Ci siamo proposti quindi di passare del tempo al City Plaza per comprenderne a fondo il funzionamento, incontrare le persone che hanno dato vita a questo progetto e che lo sostengono quotidianamente.

Cos’è il City Plaza

Lo scorso 22 Aprile il “Refugee Accommodation and Solidarity Space City Plaza” ha festeggiato un anno di vita e durante questo arco di tempo la struttura ha visto passare al suo interno oltre 1.700 persone tra volontari e rifugiati. Nelle sue 126 camere, delle quali solo 26 sono riservate al personale volontario, la struttura è capace di alloggiare stabilmente circa 400 persone, di cui un centinaio di nuclei familiari.

La priorità di accesso è decisa sulla base della loro precedente sistemazione (che la maggior parte delle volte è la strada) e di particolari problemi o difficoltà che la famiglia o le singole persone hanno. La distribuzione delle stanze e dei posti letto viene invece fatta in modo da evitare la creazione di agglomerati etnici o religiosi, sia per quanto riguarda i vari piani dell’albergo che le singole stanze, così da mantenere una certa eterogeneità.

La struttura, rimasta chiusa per sette anni a seguito del fallimento dell’attività, è stata occupata nel 2016 da un collettivo di attivisti e migranti, tra cui DIKTYO, l’ex Gioventù di SYRIZA e Antarsya, un gruppo della sinistra radicale Ateniese.

Poco tempo dopo però, vista l’ormai maturata capacità di auto-gestione sviluppata da City Plaza, i tre gruppi hanno deciso di farsi da parte rimanendo però a fare da supporto politico. Questo esperimento di auto-gestione si organizza attraverso una serie di riunioni settimanali a cui tutti possono partecipare, rifugiati e volontari, e si basa sul concetto di condivisione e lavoro comune.

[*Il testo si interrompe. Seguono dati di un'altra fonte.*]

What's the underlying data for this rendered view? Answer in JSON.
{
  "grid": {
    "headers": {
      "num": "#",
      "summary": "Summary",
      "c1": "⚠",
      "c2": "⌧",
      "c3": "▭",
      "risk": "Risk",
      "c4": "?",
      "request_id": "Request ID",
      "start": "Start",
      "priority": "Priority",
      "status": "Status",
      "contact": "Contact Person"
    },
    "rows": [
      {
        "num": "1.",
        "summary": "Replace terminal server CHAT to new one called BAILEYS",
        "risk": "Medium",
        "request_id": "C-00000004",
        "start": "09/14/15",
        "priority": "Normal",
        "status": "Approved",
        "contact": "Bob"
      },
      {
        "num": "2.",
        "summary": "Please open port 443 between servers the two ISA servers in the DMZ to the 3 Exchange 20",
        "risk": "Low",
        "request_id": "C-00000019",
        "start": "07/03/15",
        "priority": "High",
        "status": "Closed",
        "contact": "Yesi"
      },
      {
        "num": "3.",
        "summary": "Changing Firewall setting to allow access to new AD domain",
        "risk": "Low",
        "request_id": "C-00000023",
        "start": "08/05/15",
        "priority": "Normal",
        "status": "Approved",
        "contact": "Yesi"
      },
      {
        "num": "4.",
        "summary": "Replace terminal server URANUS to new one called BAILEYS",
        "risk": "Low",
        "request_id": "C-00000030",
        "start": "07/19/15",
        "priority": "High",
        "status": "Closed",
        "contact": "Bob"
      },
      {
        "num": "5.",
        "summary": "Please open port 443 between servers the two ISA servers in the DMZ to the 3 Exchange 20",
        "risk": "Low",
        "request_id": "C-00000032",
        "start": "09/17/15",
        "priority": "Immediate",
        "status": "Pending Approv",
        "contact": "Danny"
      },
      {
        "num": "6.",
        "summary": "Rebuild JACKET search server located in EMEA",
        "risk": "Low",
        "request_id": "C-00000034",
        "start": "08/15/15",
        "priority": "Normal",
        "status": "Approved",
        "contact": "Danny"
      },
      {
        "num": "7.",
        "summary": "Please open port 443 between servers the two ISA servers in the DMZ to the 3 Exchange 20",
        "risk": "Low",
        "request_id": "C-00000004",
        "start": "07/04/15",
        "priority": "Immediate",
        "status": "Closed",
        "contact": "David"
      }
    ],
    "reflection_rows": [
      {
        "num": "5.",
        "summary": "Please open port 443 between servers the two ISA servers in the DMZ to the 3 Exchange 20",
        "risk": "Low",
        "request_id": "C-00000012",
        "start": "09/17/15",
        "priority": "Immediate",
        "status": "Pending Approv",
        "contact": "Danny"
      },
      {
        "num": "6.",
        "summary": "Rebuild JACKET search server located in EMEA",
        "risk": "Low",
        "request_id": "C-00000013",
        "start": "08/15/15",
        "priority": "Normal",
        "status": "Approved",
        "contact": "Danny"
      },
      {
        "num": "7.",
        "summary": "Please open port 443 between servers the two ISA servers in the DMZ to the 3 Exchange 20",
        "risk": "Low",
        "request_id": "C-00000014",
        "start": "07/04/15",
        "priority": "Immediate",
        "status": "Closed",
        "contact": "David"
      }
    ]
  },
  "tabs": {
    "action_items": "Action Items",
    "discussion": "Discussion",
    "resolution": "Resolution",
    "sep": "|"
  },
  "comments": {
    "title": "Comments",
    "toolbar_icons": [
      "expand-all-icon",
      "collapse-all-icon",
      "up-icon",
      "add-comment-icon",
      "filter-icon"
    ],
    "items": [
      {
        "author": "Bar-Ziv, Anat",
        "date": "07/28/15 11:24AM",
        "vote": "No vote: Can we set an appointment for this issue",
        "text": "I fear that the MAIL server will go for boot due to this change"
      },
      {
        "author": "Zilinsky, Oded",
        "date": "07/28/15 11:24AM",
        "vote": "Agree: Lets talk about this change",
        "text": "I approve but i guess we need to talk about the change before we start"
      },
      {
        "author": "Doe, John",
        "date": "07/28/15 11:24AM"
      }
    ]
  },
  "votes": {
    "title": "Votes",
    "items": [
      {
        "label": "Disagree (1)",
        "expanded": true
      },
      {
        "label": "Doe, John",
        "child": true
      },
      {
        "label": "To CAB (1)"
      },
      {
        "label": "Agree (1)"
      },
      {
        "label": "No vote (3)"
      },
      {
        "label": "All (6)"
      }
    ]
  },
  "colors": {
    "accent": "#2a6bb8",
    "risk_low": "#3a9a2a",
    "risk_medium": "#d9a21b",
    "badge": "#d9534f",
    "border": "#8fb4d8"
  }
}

L’obiettivo è quello di mettere in pratica un’idea di vita quotidiana che favorisca la legittimazione e la responsabilizzazione dell’individuo. City Plaza vive solo grazie alla collaborazione attiva di volontari e residenti, ed è sostenuto economicamente attraverso le donazioni private provenienti da tutto il mondo.

Questa occupazione vive in un contesto di precarietà caratterizzato dal costante rischio di sgombero e da intimidazioni da parte dei gruppi di estrema destra come Alba Dorata. In questa situazione, condivisa da almeno un’altra dozzina di squats nel quartiere ateniese di Exarchia e innumerevoli campi profughi in tutta la Grecia, City Plaza sta cercando di creare una rete antirazzista di solidarietà e resistenza, anche rivolta contro le politiche del governo sulla questione migratoria.

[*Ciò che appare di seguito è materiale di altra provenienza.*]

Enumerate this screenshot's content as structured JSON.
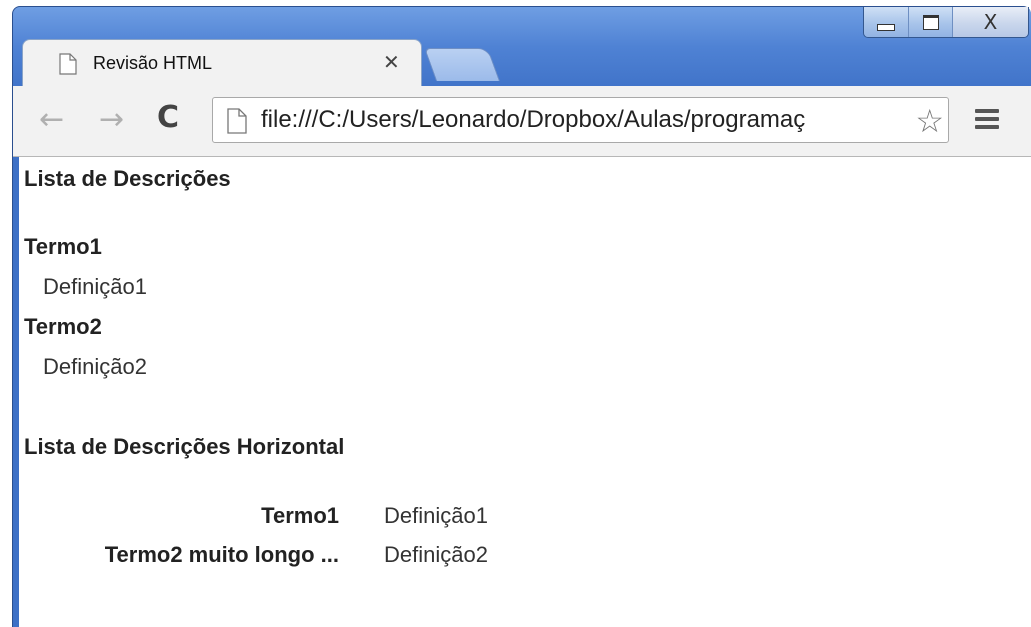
{
  "window": {
    "caption_buttons": [
      "minimize-icon",
      "maximize-icon",
      "close-icon"
    ]
  },
  "tab": {
    "title": "Revisão HTML",
    "close_glyph": "✕",
    "icon": "page-icon"
  },
  "toolbar": {
    "back_glyph": "←",
    "forward_glyph": "→",
    "reload_glyph": "C",
    "url": "file:///C:/Users/Leonardo/Dropbox/Aulas/programaç",
    "star_glyph": "☆"
  },
  "content": {
    "section1_title": "Lista de Descrições",
    "list1": [
      {
        "term": "Termo1",
        "definition": "Definição1"
      },
      {
        "term": "Termo2",
        "definition": "Definição2"
      }
    ],
    "section2_title": "Lista de Descrições Horizontal",
    "list2": [
      {
        "term": "Termo1",
        "definition": "Definição1"
      },
      {
        "term": "Termo2 muito longo ...",
        "definition": "Definição2"
      }
    ]
  },
  "colors": {
    "frame": "#4f82d4",
    "toolbar": "#f2f2f2",
    "page": "#ffffff"
  }
}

Leggi anche: Noi, minori afghani di Atene, costretti a prostituirci con gli anziani pur di sopravvivere

Da questo punto di vista, questo progetto si pone come azione concreta nella rivendicazione dei diritti sociali e politici per i rifugiati e i migranti, oltre che come atto di resistenza verso le politiche migratorie imposte dall’Europa nei confronti di questa crisi, prima di tutte l’accordo Europa-Turchia firmato nel marzo 2016. In questo modo, City Plaza si pone come controproposta alla problematiche abitative a cui le istituzioni rispondono con la creazione di campi profughi e hotspots che spesso finiscono per versare in condizioni di degrado. “We live together – solidarity will win”. Due anni fa l’ondata migratoria proveniente soprattutto dall’area medio-orientale, ma anche dal nord e centro Africa, è riuscita a varcare le frontiere europee.

Questo spostamento di persone, provenienti da un contesto di continui conflitti armati e crisi umanitarie, ha dato origine ad un fenomeno che vedeva già alla fine del 2014 un movimento di circa 7 milioni di persone, il più alto dalla fine della seconda guerra mondiale. Tuttavia, la decisione presa dai singoli stati dell’Unione di chiudere le loro frontiere, ha bloccato nel 2015 62.000 rifugiati in Grecia, paese già strozzato dalla crisi economica e dall’austerità imposta dall’Ue.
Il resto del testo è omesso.